Saturday 1 February 2014

Book Review: 'The Knowledge: How to Rebuild Our World From Scratch' by Lewis Dartnell

Thank you to both Netgalley and Random House UK for an advance reader copy in exchange for an honest review. 

If someone came up to me and said "Hi, here is an instruction manual to rebuild civilisation after collapse. You're welcome!" guess how I'd react. There would be sarcasm and the little wizened skeptic that lives in my head would be having a field day. And I did approach this volume with an amount of skepticism. How can you boil down all of civilisation into one 250 page volume?

Being a fan of post-apocalyptic fiction I am no stranger to the thought experiment. The first 'grown-up' book I ever read was John Wyndham's 'Day of the Triffids'. My older sister was assigned this novel to read in high school and complained about a stupid novel in which stupid plants come to life and kill everyone. Not ideal for a thirteen year old girl, ideal for a eleven year old boy. Ever since then I have had a soft spot for apocalyptic fiction with stand-out favourites being 'Earth Abides', 'The Walking Dead' comics and the other works of Wyndham. So I have been part of this thought experiment for a while now.

And as my education has furthered into the sciences and gone into research, my environmentalism has increased and the knowledge of human activity with respect to the stability of the climate has caused these thought experiments to become more of a possible future reality. I believe it is within the realm of possibility that civilisation as we know it could collapse during my lifetime. The more I learn, the more I realise it would not take much at all to tip the scales into a decline in drastic decline in living standards.

It's obvious that Lewis has thought extensively on this also. But he is infinitely more talented and had set himself the task to write an instruction manual to reboot civilisation. And despite approaching this work with complete skepticism, I come out the other side amazed and completely humbled by this work and it's author. Lewis has achieved exactly what he has set out to do. This is a work that I would want in my hands in an apocalypse. The irony being that I have read this reviewer copy as an e-book, the most inaccessible method of transmission of data in a coming apocalypse. A part of me even feels that paper might not be robust enough nor last long enough to hold this wisdom.  I'd sleep better at night knowing that this was reproduced in stone buried in a sealed crypt somewhere far from any cities.

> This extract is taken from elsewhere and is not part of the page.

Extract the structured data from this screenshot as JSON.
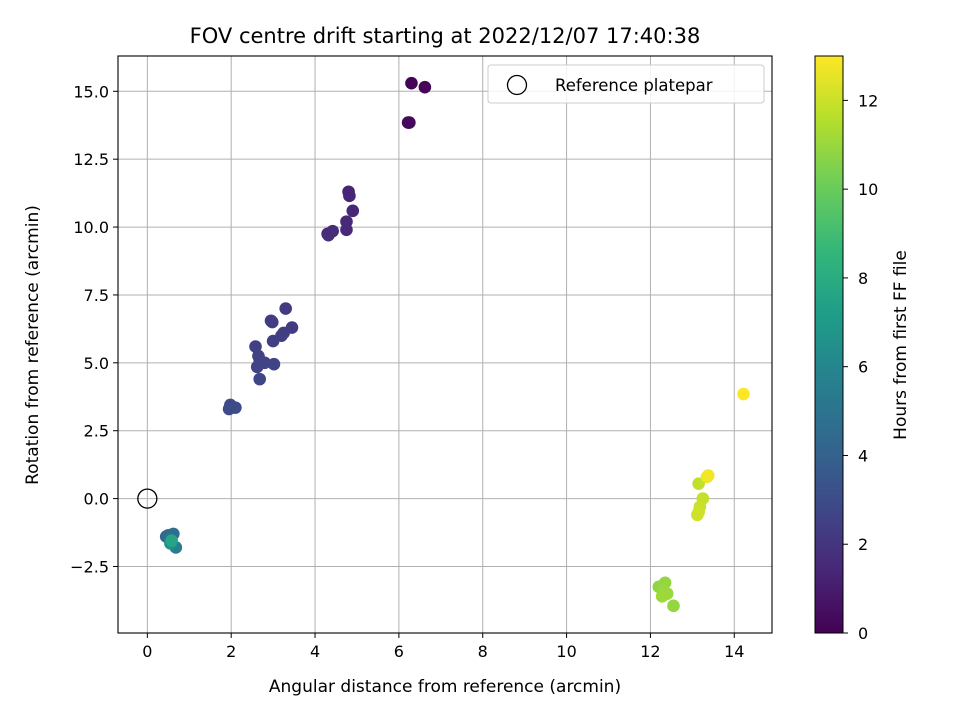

What Lewis offers isn't a complete set of instructions (but some methods are described in great detail), but rather an overview of differing technologies such as agriculture, food preservation, basic and advanced chemistry, communications and more with specific methods and examples of the history of certain technologies and how to reboot these technologies from scratch. And Lewis admits that reproducing the historical progression of science and technology is not the most efficient reboot scenario, and that just having certain knowledge can hopefully leapfrog past certain stages and methods. He even suggests that several technologies that were adopted were inferior to abandoned competitors in hindsight and that a new civilisation should take advantage of this hindsight.

Lewis' writing is succinct,accurate and informative. His ability to refine a concept down to one or two sentences that manages to convey exactly how a thing works and why it does what it does is astounding. This is what all educators and science communicators strive for and it seems like he as a great talent. When he was explaining concepts that I have previously learnt I was amazed at the clarity of which he would convey the ideas. How easily can you explain how refrigerators work using the laws if thermodynamics?

What Lewis presents is truly an astounding work that actually does have the potential to achieve what it set out to do. I'd recommend this book for not only any post-apocalyptic fan, but anyone interested in science, technology and any curious person who likes to know why things work. I am now an instant fan of Lewis' and I look forward to the publication of this book in April 2014. I'll at least be buying a paper copy.